Once you and your loan professional figure this equation out, your loan professional will produce a loan application for you to review and sign. Then all those documents are submitted to an underwriter for full underwriting and approval, just as if you were in escrow on a home (just minus the home).

There are approximately 12,000 kinds of mortgages.


That might be slightly exaggerated. But there are a lot. So let’s start with a Fannie Mae. Only because I know you’ve been dying to hear about Fannie Mae. Well sorry to shatter your dreams but she’s not real (I know I’m a monster). She’s also not that important. But you know what I think is? Knowing why in the world it’s called a Fannie Mae. Four words: Federal National Mortgage Association. It’s a government agency, so like a lot of government names, it got shortened, to F.N.M.A. (G.A.S.P.). How that somehow became “Fannie Mae” remains urban legend. Probably because nobody has ever cared enough to look into it. Sad.

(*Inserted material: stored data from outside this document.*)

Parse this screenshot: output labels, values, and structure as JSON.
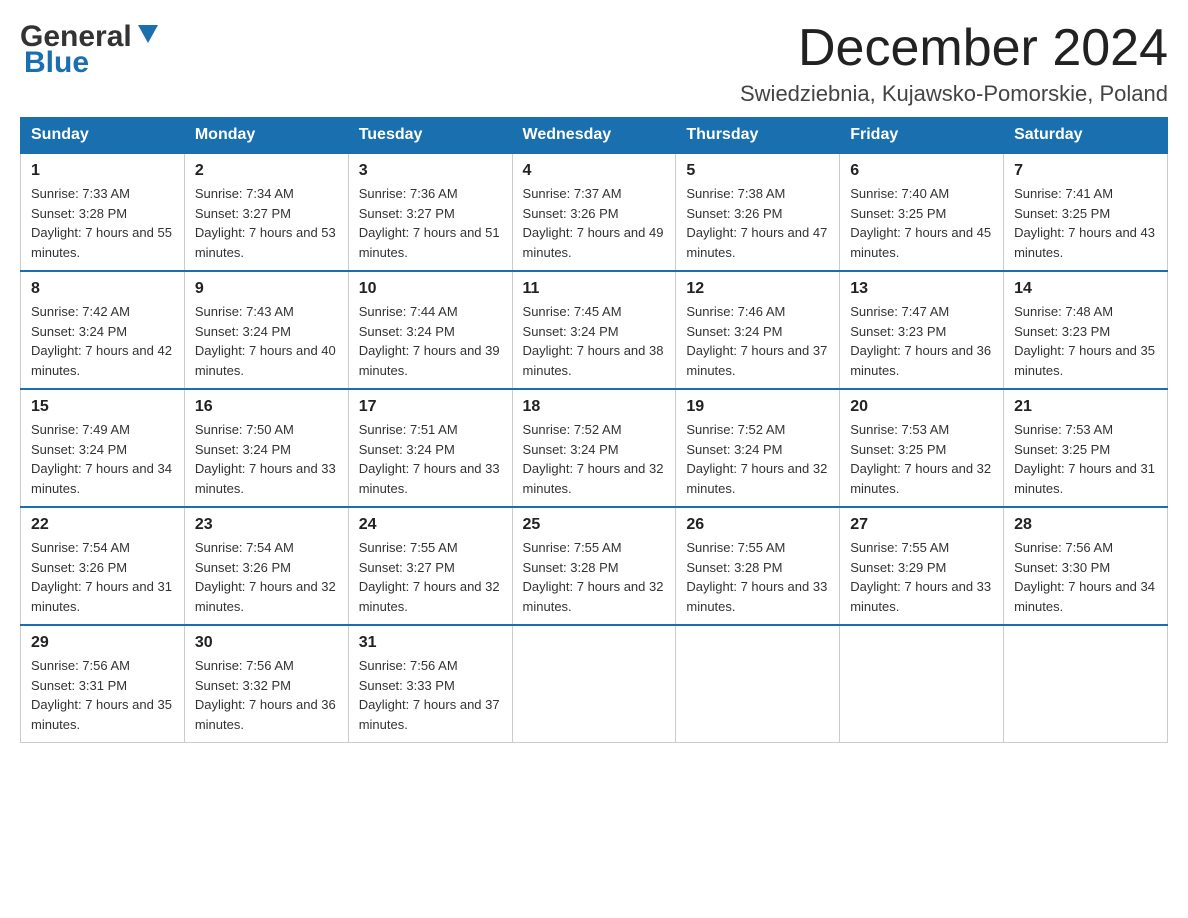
{
  "header": {
    "logo_general": "General",
    "logo_blue": "Blue",
    "month_title": "December 2024",
    "location": "Swiedziebnia, Kujawsko-Pomorskie, Poland"
  },
  "weekdays": [
    "Sunday",
    "Monday",
    "Tuesday",
    "Wednesday",
    "Thursday",
    "Friday",
    "Saturday"
  ],
  "weeks": [
    [
      {
        "day": "1",
        "sunrise": "Sunrise: 7:33 AM",
        "sunset": "Sunset: 3:28 PM",
        "daylight": "Daylight: 7 hours and 55 minutes."
      },
      {
        "day": "2",
        "sunrise": "Sunrise: 7:34 AM",
        "sunset": "Sunset: 3:27 PM",
        "daylight": "Daylight: 7 hours and 53 minutes."
      },
      {
        "day": "3",
        "sunrise": "Sunrise: 7:36 AM",
        "sunset": "Sunset: 3:27 PM",
        "daylight": "Daylight: 7 hours and 51 minutes."
      },
      {
        "day": "4",
        "sunrise": "Sunrise: 7:37 AM",
        "sunset": "Sunset: 3:26 PM",
        "daylight": "Daylight: 7 hours and 49 minutes."
      },
      {
        "day": "5",
        "sunrise": "Sunrise: 7:38 AM",
        "sunset": "Sunset: 3:26 PM",
        "daylight": "Daylight: 7 hours and 47 minutes."
      },
      {
        "day": "6",
        "sunrise": "Sunrise: 7:40 AM",
        "sunset": "Sunset: 3:25 PM",
        "daylight": "Daylight: 7 hours and 45 minutes."
      },
      {
        "day": "7",
        "sunrise": "Sunrise: 7:41 AM",
        "sunset": "Sunset: 3:25 PM",
        "daylight": "Daylight: 7 hours and 43 minutes."
      }
    ],
    [
      {
        "day": "8",
        "sunrise": "Sunrise: 7:42 AM",
        "sunset": "Sunset: 3:24 PM",
        "daylight": "Daylight: 7 hours and 42 minutes."
      },
      {
        "day": "9",
        "sunrise": "Sunrise: 7:43 AM",
        "sunset": "Sunset: 3:24 PM",
        "daylight": "Daylight: 7 hours and 40 minutes."
      },
      {
        "day": "10",
        "sunrise": "Sunrise: 7:44 AM",
        "sunset": "Sunset: 3:24 PM",
        "daylight": "Daylight: 7 hours and 39 minutes."
      },
      {
        "day": "11",
        "sunrise": "Sunrise: 7:45 AM",
        "sunset": "Sunset: 3:24 PM",
        "daylight": "Daylight: 7 hours and 38 minutes."
      },
      {
        "day": "12",
        "sunrise": "Sunrise: 7:46 AM",
        "sunset": "Sunset: 3:24 PM",
        "daylight": "Daylight: 7 hours and 37 minutes."
      },
      {
        "day": "13",
        "sunrise": "Sunrise: 7:47 AM",
        "sunset": "Sunset: 3:23 PM",
        "daylight": "Daylight: 7 hours and 36 minutes."
      },
      {
        "day": "14",
        "sunrise": "Sunrise: 7:48 AM",
        "sunset": "Sunset: 3:23 PM",
        "daylight": "Daylight: 7 hours and 35 minutes."
      }
    ],
    [
      {
        "day": "15",
        "sunrise": "Sunrise: 7:49 AM",
        "sunset": "Sunset: 3:24 PM",
        "daylight": "Daylight: 7 hours and 34 minutes."
      },
      {
        "day": "16",
        "sunrise": "Sunrise: 7:50 AM",
        "sunset": "Sunset: 3:24 PM",
        "daylight": "Daylight: 7 hours and 33 minutes."
      },
      {
        "day": "17",
        "sunrise": "Sunrise: 7:51 AM",
        "sunset": "Sunset: 3:24 PM",
        "daylight": "Daylight: 7 hours and 33 minutes."
      },
      {
        "day": "18",
        "sunrise": "Sunrise: 7:52 AM",
        "sunset": "Sunset: 3:24 PM",
        "daylight": "Daylight: 7 hours and 32 minutes."
      },
      {
        "day": "19",
        "sunrise": "Sunrise: 7:52 AM",
        "sunset": "Sunset: 3:24 PM",
        "daylight": "Daylight: 7 hours and 32 minutes."
      },
      {
        "day": "20",
        "sunrise": "Sunrise: 7:53 AM",
        "sunset": "Sunset: 3:25 PM",
        "daylight": "Daylight: 7 hours and 32 minutes."
      },
      {
        "day": "21",
        "sunrise": "Sunrise: 7:53 AM",
        "sunset": "Sunset: 3:25 PM",
        "daylight": "Daylight: 7 hours and 31 minutes."
      }
    ],
    [
      {
        "day": "22",
        "sunrise": "Sunrise: 7:54 AM",
        "sunset": "Sunset: 3:26 PM",
        "daylight": "Daylight: 7 hours and 31 minutes."
      },
      {
        "day": "23",
        "sunrise": "Sunrise: 7:54 AM",
        "sunset": "Sunset: 3:26 PM",
        "daylight": "Daylight: 7 hours and 32 minutes."
      },
      {
        "day": "24",
        "sunrise": "Sunrise: 7:55 AM",
        "sunset": "Sunset: 3:27 PM",
        "daylight": "Daylight: 7 hours and 32 minutes."
      },
      {
        "day": "25",
        "sunrise": "Sunrise: 7:55 AM",
        "sunset": "Sunset: 3:28 PM",
        "daylight": "Daylight: 7 hours and 32 minutes."
      },
      {
        "day": "26",
        "sunrise": "Sunrise: 7:55 AM",
        "sunset": "Sunset: 3:28 PM",
        "daylight": "Daylight: 7 hours and 33 minutes."
      },
      {
        "day": "27",
        "sunrise": "Sunrise: 7:55 AM",
        "sunset": "Sunset: 3:29 PM",
        "daylight": "Daylight: 7 hours and 33 minutes."
      },
      {
        "day": "28",
        "sunrise": "Sunrise: 7:56 AM",
        "sunset": "Sunset: 3:30 PM",
        "daylight": "Daylight: 7 hours and 34 minutes."
      }
    ],
    [
      {
        "day": "29",
        "sunrise": "Sunrise: 7:56 AM",
        "sunset": "Sunset: 3:31 PM",
        "daylight": "Daylight: 7 hours and 35 minutes."
      },
      {
        "day": "30",
        "sunrise": "Sunrise: 7:56 AM",
        "sunset": "Sunset: 3:32 PM",
        "daylight": "Daylight: 7 hours and 36 minutes."
      },
      {
        "day": "31",
        "sunrise": "Sunrise: 7:56 AM",
        "sunset": "Sunset: 3:33 PM",
        "daylight": "Daylight: 7 hours and 37 minutes."
      },
      null,
      null,
      null,
      null
    ]
  ]
}
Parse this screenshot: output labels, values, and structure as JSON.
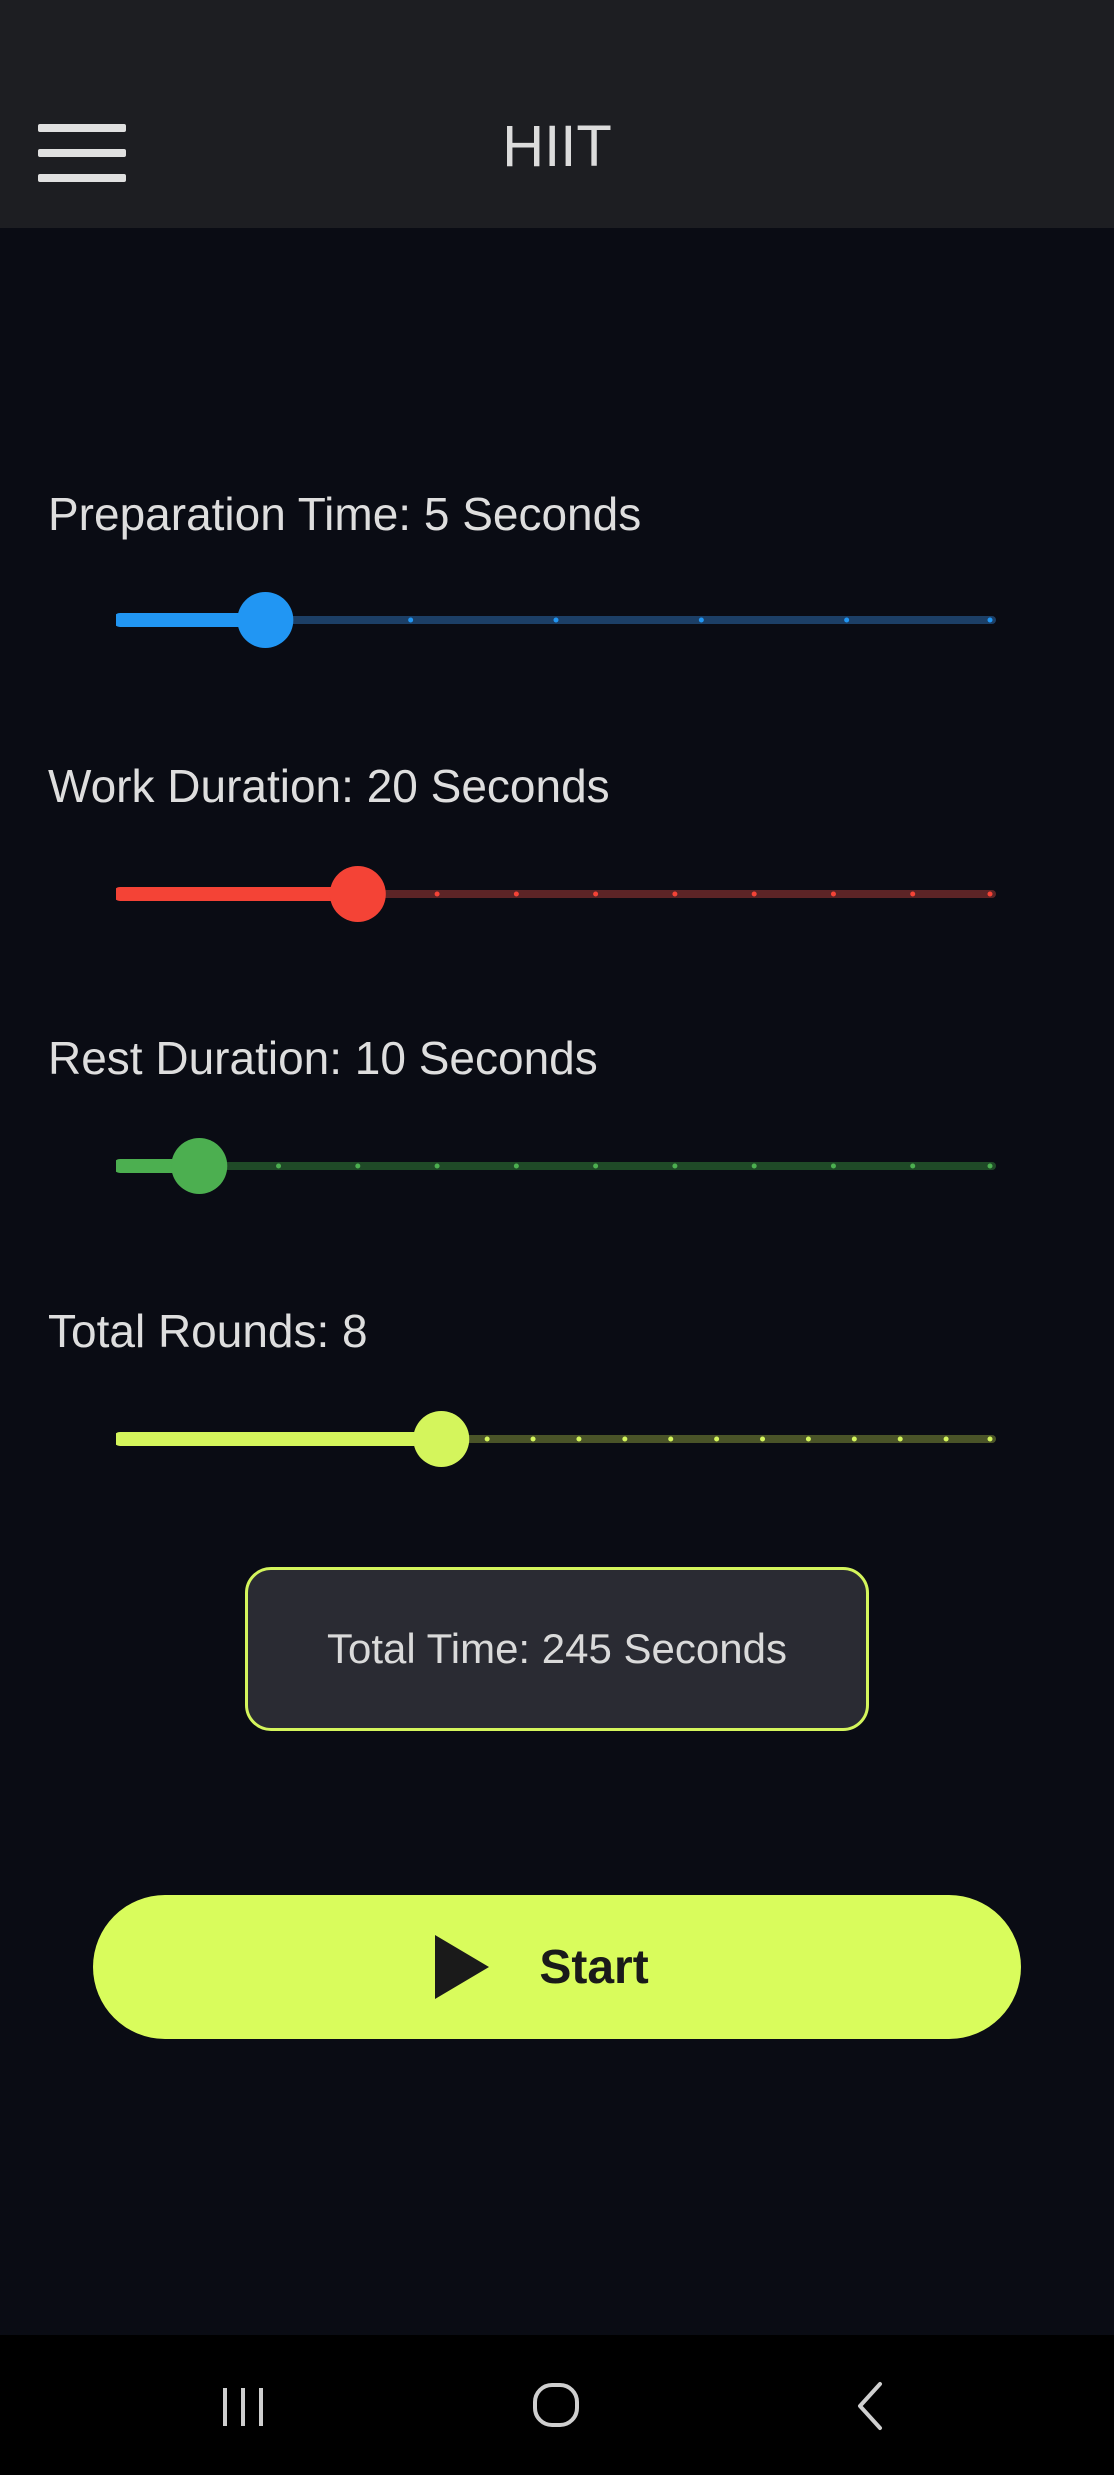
{
  "app_bar": {
    "title": "HIIT",
    "menu_icon": "hamburger-menu-icon"
  },
  "settings": [
    {
      "id": "preparation",
      "label": "Preparation Time: 5 Seconds",
      "value": 5,
      "min": 0,
      "max": 30,
      "divisions": 6,
      "color": "#2196f3",
      "track_color": "#1c3f66"
    },
    {
      "id": "work",
      "label": "Work Duration: 20 Seconds",
      "value": 20,
      "min": 5,
      "max": 60,
      "divisions": 11,
      "color": "#f44336",
      "track_color": "#5c2426"
    },
    {
      "id": "rest",
      "label": "Rest Duration: 10 Seconds",
      "value": 10,
      "min": 5,
      "max": 60,
      "divisions": 11,
      "color": "#4caf50",
      "track_color": "#1f4a27"
    },
    {
      "id": "rounds",
      "label": "Total Rounds: 8",
      "value": 8,
      "min": 1,
      "max": 20,
      "divisions": 19,
      "color": "#d4f55c",
      "track_color": "#4a5428"
    }
  ],
  "summary": {
    "text": "Total Time: 245 Seconds",
    "border_color": "#d4f55c"
  },
  "start_button": {
    "label": "Start",
    "icon": "play-icon",
    "color": "#d9fc5c"
  },
  "nav": {
    "recents_icon": "recent-apps-icon",
    "home_icon": "home-icon",
    "back_icon": "back-icon"
  }
}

Anyway, that’s a type of mortgage that usually involves 3-5% down. There’s also

  • FHA mortgages that involve 3.5% down,
  • VA mortgages (only if you’re a US Veteran) that require no money down,
  • 7/1 Adjustable Rate Mortgages (ARMs- charming I know), etc.
  • Most first time homebuyers take a 30-year Fixed Rate Mortgage (like 90% of them), but it’s different for every person and you should definitely consult your mortgage professional to find out what’s best for you.

There’s one last term you might hear of during the whole process: PMI (as if there weren’t already enough acronyms to remember). It stands for Private Mortgage Insurance. It’s basically when your lender asks you to pay a little extra to make sure that no matter what, they don’t lose their money. A lot of times, buyers misconstrue this as a bad thing- as if it’s some red flag of “I don’t have enough money”. While some people think of themselves as peasantry, it’s not what they think it is.

PMI is actually super common– a lot of times if a purchaser doesn’t have (or doesn’t want to put) 20% down, lenders ask them to buy this insurance to make sure they (the lenders) don’t lose their money. Sure, it could be because you don’t want to be broke, but it also could be that a lower down payment makes more fiscal sense in your case. Technically, it’s because you’re a higher financial risk than someone who has more money to put down (just on paper- the circumstances in real life vary greatly). So this insurance protects the lender, and it comes in many forms.